17 May 2014

Spring at the Bridge Farm

A lot has changed since the last post.  Kate and I are leasing Bridge Farm in Dresden for a couple of years.  We will be growing organic vegetables, herbs, flowers, seedlings, eggs, and pigs.  There are two barns on the 28 acre property right on the Eastern River.  Since we have been here, it's been busy.

Kate's been working at Johnny's part time, I've been doing some carpentry part time, and in between we've been planting lots of seedlings and tending to them.  The greenhouse (and our house!) is full of seedlings already and the cold frames are also almost maxed out with seedlings hardening off for transplant.  We're realizing how much time is actually devoted to greenhouse management and planning; necessitating leaving a portion of the day in the morning and night to water, cover, move, and monitor seedlings.

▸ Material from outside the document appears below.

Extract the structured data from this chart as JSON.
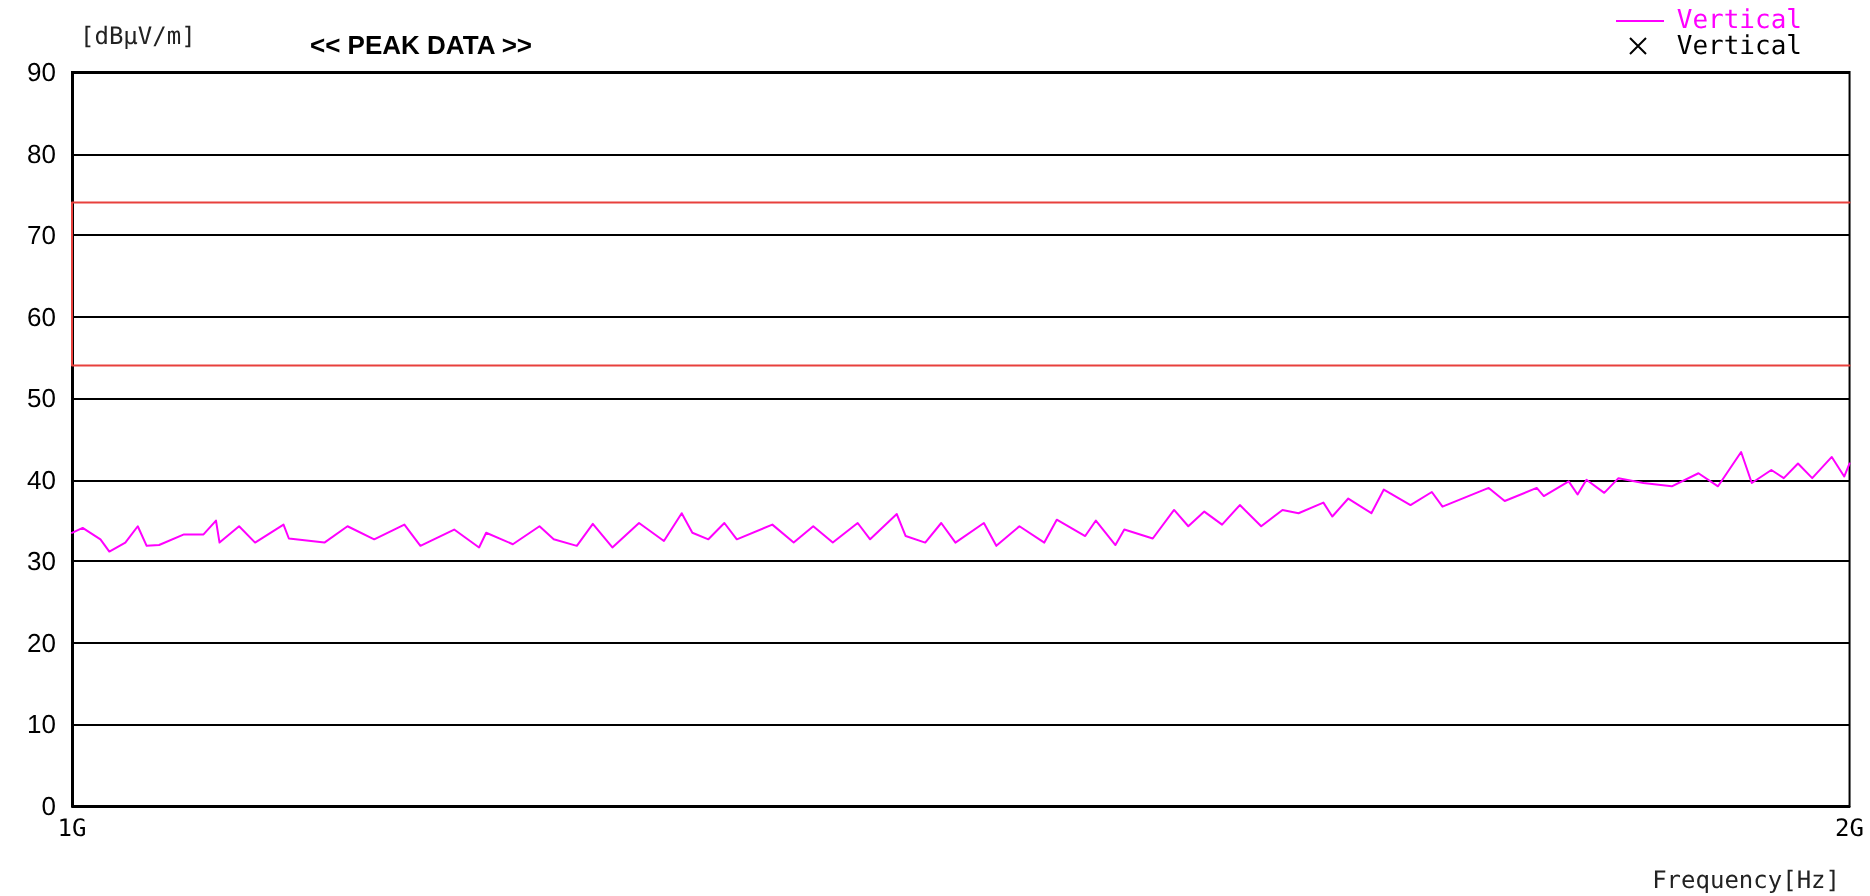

We also have a few new additions to the farm, a new horse named Tony.  We got him from a horse trader in Vermont at the beginning of April.  In a way it was a birthday present to ourselves, mostly due to timing.  He is getting used to the new farm and horses, and is great when in harness.  Hopefully he will continue to get along with Jess as they will likely be workmates for a while as Molly remains as our backup.

Tony after his arrival.


The other new addition(s) are 50 Barred Rock laying chicks.  They are tiny, and very cute.  Especially when they run around their brooder.

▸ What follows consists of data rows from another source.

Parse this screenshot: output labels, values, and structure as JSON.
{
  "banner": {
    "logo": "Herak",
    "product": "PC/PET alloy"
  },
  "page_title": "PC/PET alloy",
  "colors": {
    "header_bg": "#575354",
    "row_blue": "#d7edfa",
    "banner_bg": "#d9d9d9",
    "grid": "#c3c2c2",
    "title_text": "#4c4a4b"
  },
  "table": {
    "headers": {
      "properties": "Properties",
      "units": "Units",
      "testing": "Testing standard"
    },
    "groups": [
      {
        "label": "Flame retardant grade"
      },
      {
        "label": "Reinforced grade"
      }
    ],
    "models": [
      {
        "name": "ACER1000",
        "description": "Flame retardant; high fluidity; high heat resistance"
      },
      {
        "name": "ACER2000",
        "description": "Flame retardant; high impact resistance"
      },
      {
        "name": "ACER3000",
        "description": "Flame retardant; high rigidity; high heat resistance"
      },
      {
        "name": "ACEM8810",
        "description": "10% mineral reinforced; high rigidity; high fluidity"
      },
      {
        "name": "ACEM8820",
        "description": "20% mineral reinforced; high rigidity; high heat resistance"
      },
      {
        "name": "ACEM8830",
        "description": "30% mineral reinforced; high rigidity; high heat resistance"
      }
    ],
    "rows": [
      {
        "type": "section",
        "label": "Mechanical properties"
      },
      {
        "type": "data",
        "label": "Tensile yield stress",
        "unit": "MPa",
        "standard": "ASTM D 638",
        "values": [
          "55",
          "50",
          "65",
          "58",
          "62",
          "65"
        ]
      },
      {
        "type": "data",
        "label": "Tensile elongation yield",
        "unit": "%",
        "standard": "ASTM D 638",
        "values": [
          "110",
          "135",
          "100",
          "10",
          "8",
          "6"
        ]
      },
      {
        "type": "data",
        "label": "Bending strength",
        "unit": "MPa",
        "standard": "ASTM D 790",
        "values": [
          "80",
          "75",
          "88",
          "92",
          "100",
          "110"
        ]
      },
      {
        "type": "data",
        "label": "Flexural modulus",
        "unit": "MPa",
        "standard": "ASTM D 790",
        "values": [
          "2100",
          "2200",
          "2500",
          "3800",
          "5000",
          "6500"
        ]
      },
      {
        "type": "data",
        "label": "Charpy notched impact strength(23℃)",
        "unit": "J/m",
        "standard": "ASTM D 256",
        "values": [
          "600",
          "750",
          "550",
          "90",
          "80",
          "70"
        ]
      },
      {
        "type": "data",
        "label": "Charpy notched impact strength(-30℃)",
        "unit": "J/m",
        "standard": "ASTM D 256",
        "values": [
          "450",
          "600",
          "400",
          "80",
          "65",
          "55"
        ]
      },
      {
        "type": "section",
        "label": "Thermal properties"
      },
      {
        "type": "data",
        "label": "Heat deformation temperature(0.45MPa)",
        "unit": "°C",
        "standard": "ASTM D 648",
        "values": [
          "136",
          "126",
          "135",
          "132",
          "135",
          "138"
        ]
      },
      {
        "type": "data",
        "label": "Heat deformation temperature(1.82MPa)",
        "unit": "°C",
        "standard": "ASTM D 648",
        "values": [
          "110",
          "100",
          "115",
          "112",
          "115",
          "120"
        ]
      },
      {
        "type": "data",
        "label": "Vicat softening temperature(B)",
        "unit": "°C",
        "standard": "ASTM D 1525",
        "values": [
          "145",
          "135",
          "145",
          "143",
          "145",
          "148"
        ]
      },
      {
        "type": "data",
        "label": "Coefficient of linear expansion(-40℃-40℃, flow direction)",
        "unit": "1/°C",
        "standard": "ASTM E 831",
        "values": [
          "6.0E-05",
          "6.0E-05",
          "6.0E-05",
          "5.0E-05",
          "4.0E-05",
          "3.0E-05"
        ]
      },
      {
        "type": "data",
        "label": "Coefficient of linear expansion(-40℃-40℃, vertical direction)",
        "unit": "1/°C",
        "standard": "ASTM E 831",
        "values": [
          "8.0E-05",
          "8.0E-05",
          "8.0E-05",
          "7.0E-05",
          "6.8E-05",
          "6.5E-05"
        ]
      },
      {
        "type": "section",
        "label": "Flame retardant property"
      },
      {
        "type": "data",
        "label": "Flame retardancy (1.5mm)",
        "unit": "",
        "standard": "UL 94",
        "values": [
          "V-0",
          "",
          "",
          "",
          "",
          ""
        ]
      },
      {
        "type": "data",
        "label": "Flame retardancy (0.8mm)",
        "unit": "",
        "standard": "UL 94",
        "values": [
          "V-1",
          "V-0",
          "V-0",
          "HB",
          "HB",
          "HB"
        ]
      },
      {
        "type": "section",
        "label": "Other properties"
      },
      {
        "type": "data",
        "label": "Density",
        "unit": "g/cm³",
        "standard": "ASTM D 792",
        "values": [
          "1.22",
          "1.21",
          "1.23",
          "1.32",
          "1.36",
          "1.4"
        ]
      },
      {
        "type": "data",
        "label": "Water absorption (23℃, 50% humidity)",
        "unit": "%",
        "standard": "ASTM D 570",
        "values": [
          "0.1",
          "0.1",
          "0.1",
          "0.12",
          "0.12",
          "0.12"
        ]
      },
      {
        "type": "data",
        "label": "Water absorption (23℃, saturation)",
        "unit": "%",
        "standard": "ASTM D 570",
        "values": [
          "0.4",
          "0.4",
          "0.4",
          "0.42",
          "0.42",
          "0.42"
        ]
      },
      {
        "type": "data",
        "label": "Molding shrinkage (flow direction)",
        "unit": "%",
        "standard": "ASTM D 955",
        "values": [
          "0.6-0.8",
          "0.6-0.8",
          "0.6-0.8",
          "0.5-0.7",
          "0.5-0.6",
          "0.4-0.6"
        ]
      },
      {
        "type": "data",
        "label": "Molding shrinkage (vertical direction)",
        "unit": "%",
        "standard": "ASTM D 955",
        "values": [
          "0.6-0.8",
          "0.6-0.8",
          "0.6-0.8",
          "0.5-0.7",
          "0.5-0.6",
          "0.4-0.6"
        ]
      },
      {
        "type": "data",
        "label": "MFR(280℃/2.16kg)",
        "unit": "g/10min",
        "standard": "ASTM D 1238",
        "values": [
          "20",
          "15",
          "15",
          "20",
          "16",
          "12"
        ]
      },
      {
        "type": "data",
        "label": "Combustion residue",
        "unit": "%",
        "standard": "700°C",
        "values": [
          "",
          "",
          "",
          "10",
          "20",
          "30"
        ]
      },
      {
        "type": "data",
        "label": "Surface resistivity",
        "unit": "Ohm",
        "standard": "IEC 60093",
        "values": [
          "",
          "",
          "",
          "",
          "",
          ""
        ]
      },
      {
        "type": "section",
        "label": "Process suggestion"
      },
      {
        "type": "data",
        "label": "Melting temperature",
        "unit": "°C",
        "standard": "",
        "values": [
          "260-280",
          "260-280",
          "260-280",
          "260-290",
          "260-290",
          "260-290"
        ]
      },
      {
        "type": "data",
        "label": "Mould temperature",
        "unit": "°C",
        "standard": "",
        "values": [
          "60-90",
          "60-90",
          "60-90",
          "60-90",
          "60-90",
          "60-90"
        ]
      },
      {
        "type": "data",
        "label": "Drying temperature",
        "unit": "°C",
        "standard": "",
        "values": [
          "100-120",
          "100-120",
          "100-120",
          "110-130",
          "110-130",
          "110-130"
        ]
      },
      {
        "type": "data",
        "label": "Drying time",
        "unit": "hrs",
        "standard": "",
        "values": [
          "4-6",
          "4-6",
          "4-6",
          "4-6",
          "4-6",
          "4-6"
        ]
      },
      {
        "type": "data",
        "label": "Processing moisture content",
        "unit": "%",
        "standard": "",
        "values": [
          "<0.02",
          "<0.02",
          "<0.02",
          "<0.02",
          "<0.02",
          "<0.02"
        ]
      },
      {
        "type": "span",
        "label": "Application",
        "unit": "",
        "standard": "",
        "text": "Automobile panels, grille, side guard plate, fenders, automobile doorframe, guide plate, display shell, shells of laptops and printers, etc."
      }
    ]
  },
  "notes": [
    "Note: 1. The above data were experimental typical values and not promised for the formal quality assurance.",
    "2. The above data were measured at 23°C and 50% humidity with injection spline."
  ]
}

I have also been busy moving our equipment over here in a piecemeal fashion.  Some of it I've worked on and tuned up, most still needs some attention, and I've acquired more as the season starts gearing up.  This year we have acquired a new John Deere #4 mower as of yesterday, a single-row potato digger, a John Deere side delivery rake, and a single gang horsedrawn disc that is in much better shape than the one we had before.

It's overall been a late spring with it being cold so late into the year (lows in the low 30s last week) and now it's been rainy.  Every time it rains, the timing for plowing, harrowing, and planting gets pushed back a little further.